Denver police, fire and ambulance records show that, on average, 911 received 17 calls per day in 2016 from the Denver Rescue Mission. That’s up from about 11 calls per day in 2015 and eight calls per day on average in 2014.
Most of the 911 calls are related to medical issues, including breathing problems, chest pains and convulsions. At least 392 calls were related to assaults, fights and sexual assaults in 2016 - averaging more than one per day in the Denver Rescue Mission shelters downtown.
At the Samaritan House, the women’s shelter across the street from the Denver Rescue Mission, 911 calls for service also doubled from 2014 to 2016.
A NIGHT IN A SHELTER
After reviewing 911 data and hearing from dozens of homeless men and women - most of whom said they avoided the shelters altogether -- investigative reporter Jeremy Jojola and photographer Tom Cole, decided to stay in one of the city’s largest shelters to find out what the experience was really like.
A REPORTER'S PERSPECTIVE: What it's like to spend the night in a shelter
Jojola and Cole chose a warmer night in October, when the Denver Rescue Mission was expected to have extra beds available. Jojola said that there were empty beds, but the room still felt crowded.
All the men were told they had to shower before receiving a blanket.

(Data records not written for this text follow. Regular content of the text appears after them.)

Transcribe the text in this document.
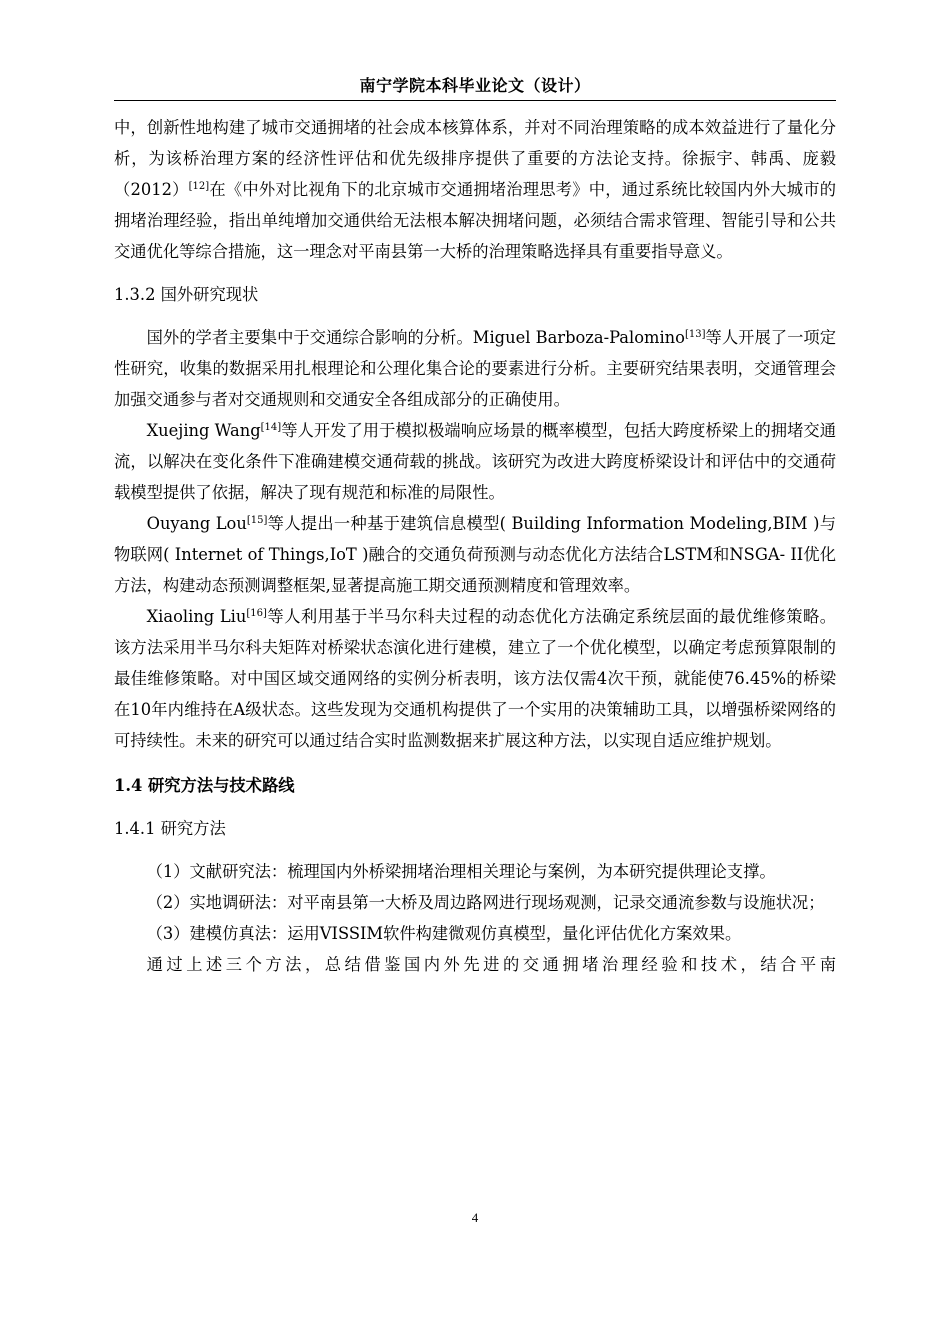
南宁学院本科毕业论文（设计）

中，创新性地构建了城市交通拥堵的社会成本核算体系，并对不同治理策略的成本效益进行了量化分析，为该桥治理方案的经济性评估和优先级排序提供了重要的方法论支持。徐振宇、韩禹、庞毅（2012）[12]在《中外对比视角下的北京城市交通拥堵治理思考》中，通过系统比较国内外大城市的拥堵治理经验，指出单纯增加交通供给无法根本解决拥堵问题，必须结合需求管理、智能引导和公共交通优化等综合措施，这一理念对平南县第一大桥的治理策略选择具有重要指导意义。

1.3.2 国外研究现状

国外的学者主要集中于交通综合影响的分析。Miguel Barboza-Palomino[13]等人开展了一项定性研究，收集的数据采用扎根理论和公理化集合论的要素进行分析。主要研究结果表明，交通管理会加强交通参与者对交通规则和交通安全各组成部分的正确使用。

Xuejing Wang[14]等人开发了用于模拟极端响应场景的概率模型，包括大跨度桥梁上的拥堵交通流，以解决在变化条件下准确建模交通荷载的挑战。该研究为改进大跨度桥梁设计和评估中的交通荷载模型提供了依据，解决了现有规范和标准的局限性。

Ouyang Lou[15]等人提出一种基于建筑信息模型( Building Information Modeling,BIM )与物联网( Internet of Things,IoT )融合的交通负荷预测与动态优化方法结合LSTM和NSGA- II优化方法，构建动态预测调整框架,显著提高施工期交通预测精度和管理效率。

Xiaoling Liu[16]等人利用基于半马尔科夫过程的动态优化方法确定系统层面的最优维修策略。该方法采用半马尔科夫矩阵对桥梁状态演化进行建模，建立了一个优化模型，以确定考虑预算限制的最佳维修策略。对中国区域交通网络的实例分析表明，该方法仅需4次干预，就能使76.45%的桥梁在10年内维持在A级状态。这些发现为交通机构提供了一个实用的决策辅助工具，以增强桥梁网络的可持续性。未来的研究可以通过结合实时监测数据来扩展这种方法，以实现自适应维护规划。

1.4 研究方法与技术路线

1.4.1 研究方法

（1）文献研究法：梳理国内外桥梁拥堵治理相关理论与案例，为本研究提供理论支撑。

（2）实地调研法：对平南县第一大桥及周边路网进行现场观测，记录交通流参数与设施状况；

（3）建模仿真法：运用VISSIM软件构建微观仿真模型，量化评估优化方案效果。

通过上述三个方法，总结借鉴国内外先进的交通拥堵治理经验和技术，结合平南

4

Then, each of the nearly 200 men were assigned a bunk.
Jojola saw no signs of bed bugs that night, but the stench was undeniable.
There was constant noise, but neither Jojola nor Cole witnessed any violence.
9Wants to Know's Jeremy Jojola spent the night in a shelter after surveying 100 homeless None
HOW SHELTERS RESPOND TO THE ‘TIDAL WAVE’ OF HOMELESSNESS
9Wants to Know spoke with shelter director Tracy Brooks about our experience staying in the shelter, the results of our informal survey and the information provided through the 911 calls data.
“The last three years, I liken it almost to a tidal wave -- an influx of homeless individuals,” Brooks said. “We survived the tidal wave, our heads are bobbing up above water, and now we are looking around and seeing, ‘how do we do this better?’”
Last week, the Rescue Mission opened another shelter with 228 additional beds.
But critics say, opening another shelter only addresses the symptoms of homelessness, and does not decrease the number of people who are unable to support themselves or afford to rent or own a home.
“The key is you have to have a custom program for everybody and address their unique needs,” said Robert Marbut, a consultant who works with cities across the country to address the causes of homelessness. “We have to start throwing out these models that deal with symptoms and start adopting the models that deal with root causes.”
Marbut said that homeless shelters really can’t provide the resources individuals need to improve their situation.
“It just is not working around the country,” Marbut said.
Brooks, with the Denver Rescue Mission sees the shelter’s role differently, but admits even the shelters do not always have the resources to complete that mission.
“Ideally yes, it’s the shelter’s role to move people out of homelessness, but the realities -- what capacity do you have?” Brooks said. “When you have so many people coming in, you’re looking at what are the basic needs? What do we need to make sure we absolutely do? And that is keep people safe -- when it’s cold, we make sure nobody is freezing to death and make sure they’re fed.”